B.C. Budget 2015: surplus of $879 million, spending increases
DH Vancouver StaffFeb 17, 2015 2:15 pm
Standing afoot in a pair of old black leather shoes, Finance Minister Mike de Jong delivered British Columbia’s provincial budget this afternoon, announcing spending increases amidst a budget surplus of $879 million for the 2014-2015 fiscal year.
“British Columbians have scored a fiscal hat trick. For the third year in a row, British Columbians will have a balanced budget,” said De Jong at the beginning of his budget speech.
The big winners in the 2014-2015 budget are education, health care and social services. “The discipline we showed through the recession to bring the budget into balance has given us the flexibility to make modest, strategic investments that maintain public services like health care and education, as well as strengthen and encourage growth in key economic sectors,” he continued.

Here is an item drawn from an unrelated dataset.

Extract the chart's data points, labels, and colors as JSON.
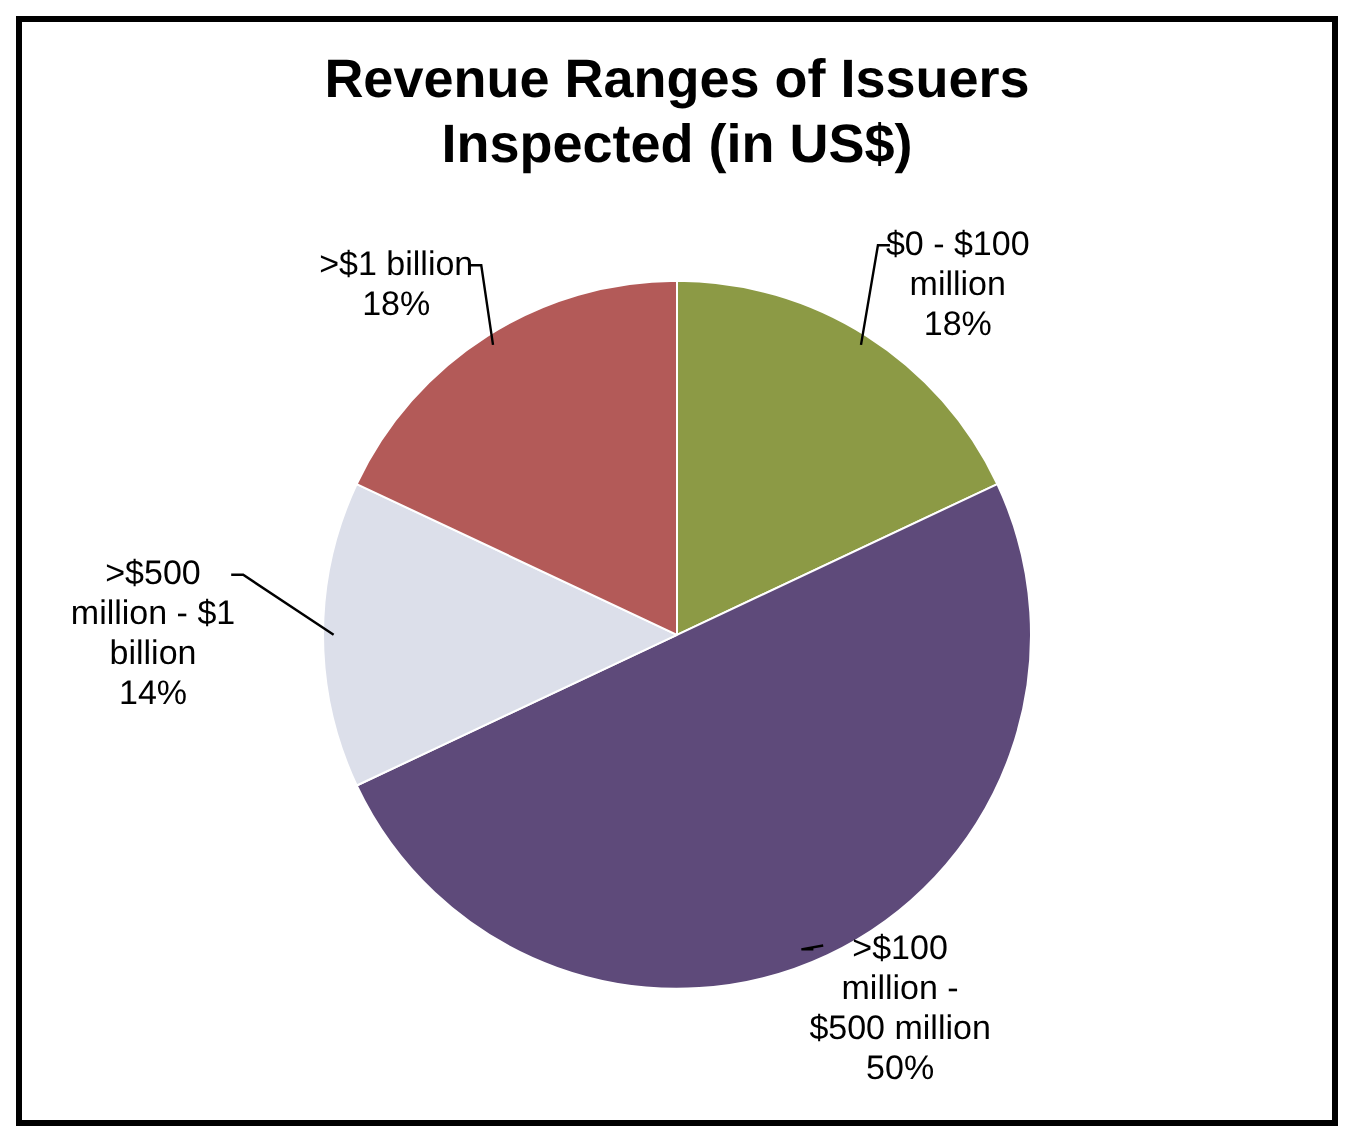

Totaling $45.8 billion in spending, the 2015 budget includes spending increases in social services, health and education, along with a scheduled tax cut for high-income earners. Highlights from today’s announcement include:
$106 million in additional funding over three years for Community Living B.C
$20 million in additional funding for income assistance programs
$5 million to enhance the B.C. tax reduction credit, allowing individuals to earn more than $19,000 a year before paying any provincial income tax
$3 million for a new children’s fitness equipment tax credit, allowing families to claim up to
$250 a year for equipment costs; this is in addition to the existing $500 children’s fitness and
arts tax credit
B.C. Early Childhood Tax Benefit will provide up to $660 a year for each child under the age of six, to help with the cost of child care, totally $146 million annually
Training and Education Savings grant will provide a one-time payment of $1,200 for every child resident in B.C. who was born since January 1, 2007
$564 million in additional funding to kindergarten to Grade 12 education over three years
$2.1 billion in post-secondary education, skills and trades training capital spending, including:
Emily Carr University of Art + Design Campus; replacement of trades buildings at Okanagan College; renewal and replacement of the trades facility at Camosun College; new facility for the Vancouver Community College and British Columbia Institute of Technology for heavy-duty/commercial transportation trades programs; trades facility at the Nicola Valley Institute of Technology; and funding for new equipment to modernize and increase capacity to support in-demand priority programs
$1.6 billion in K-12 education investments, including: Centennial Secondary, Coquitlam; Oak Bay Secondary, Oak Bay; Kitsilano Secondary, Vancouver; Wellington Secondary, Nanaimo; and Clayton North Secondary, Surrey
An increase of almost $3 billion to the Ministry of Health of three years
$12.5 million to the Canadian Cancer Society to establish a cancer prevention centre in Vancouver
$2.7 billion in health infrastructure, including: Children and Women’s Hospital – Phase 1 and 2, Vancouver; North Island Hospitals, Comox Valley and Campbell River; Interior Heart and Surgical Centre, Kelowna
$2.9 billion in transportation investments, including: Evergreen Line Rapid Transit, Coquitlam; Cariboo Connector; Hwy. 1: Mountain Hwy. Interchange, North Vancouver
Infrastructure, Business and Energy:
Continued tax credits and $6.3 million in new base-budget funding to support B.C.’s mining industry, to continue improvements to permitting and regulatory oversight including increased mine inspections
$25 million over three years to implement the new Water Sustainability Act, which will be in force in 2016
Transitional incentives over three years to encourage the B.C. cement industry to adopt cleaner fuels and further lower emission intensity
Extending the Interactive Digital Media tax credit to 2018 and expanding the Digital Animation or Visual Effects (DAVE) tax credit to include post-production film activities to help keep B.C.’s film and video game industries healthy
Helping ensure B.C. businesses can take advantage of Canada’s access to the renminbi financial market
Partnering with the marine shipping industry to re-establish the International Maritime Centre to
help attract more shipping companies and their head offices to Vancouver
Finance Minister Mike de Jong told the Canadian Press earlier today that B.C. would be the only province in Canada to achieve a balanced budget this year. As detailed in today’s budget, the government projects another three years of surpluses due to spending cuts and GDP growth.
The 2014-2015 budget forecasts future budget surpluses as follows:
$284 million in 2015-2016
$376 million in 2016-2017
$399 million in 2017-2018
While many people are discouraged by the government’s lack of spending amidst a three-year surplus trend, Chartered Professional Accountants support the Liberal’s decision to manage fiscal constraint.
“We are pleased to see the Minister of Finance is continuing the commitment to balance the books and generate modest budget surpluses over the next three years,” said Richard Rees, CPA, FCA, President and CEO of CPABC. “With surpluses anticipated, the government will be able to pay down the province’s direct operating debt (so called credit card debt) by more than 50 per cent, to $4.8 billion. This will in turn bring down the debt-to-GDP ratio to 16.6 per cent in 2017/18, the lowest level since 1991.”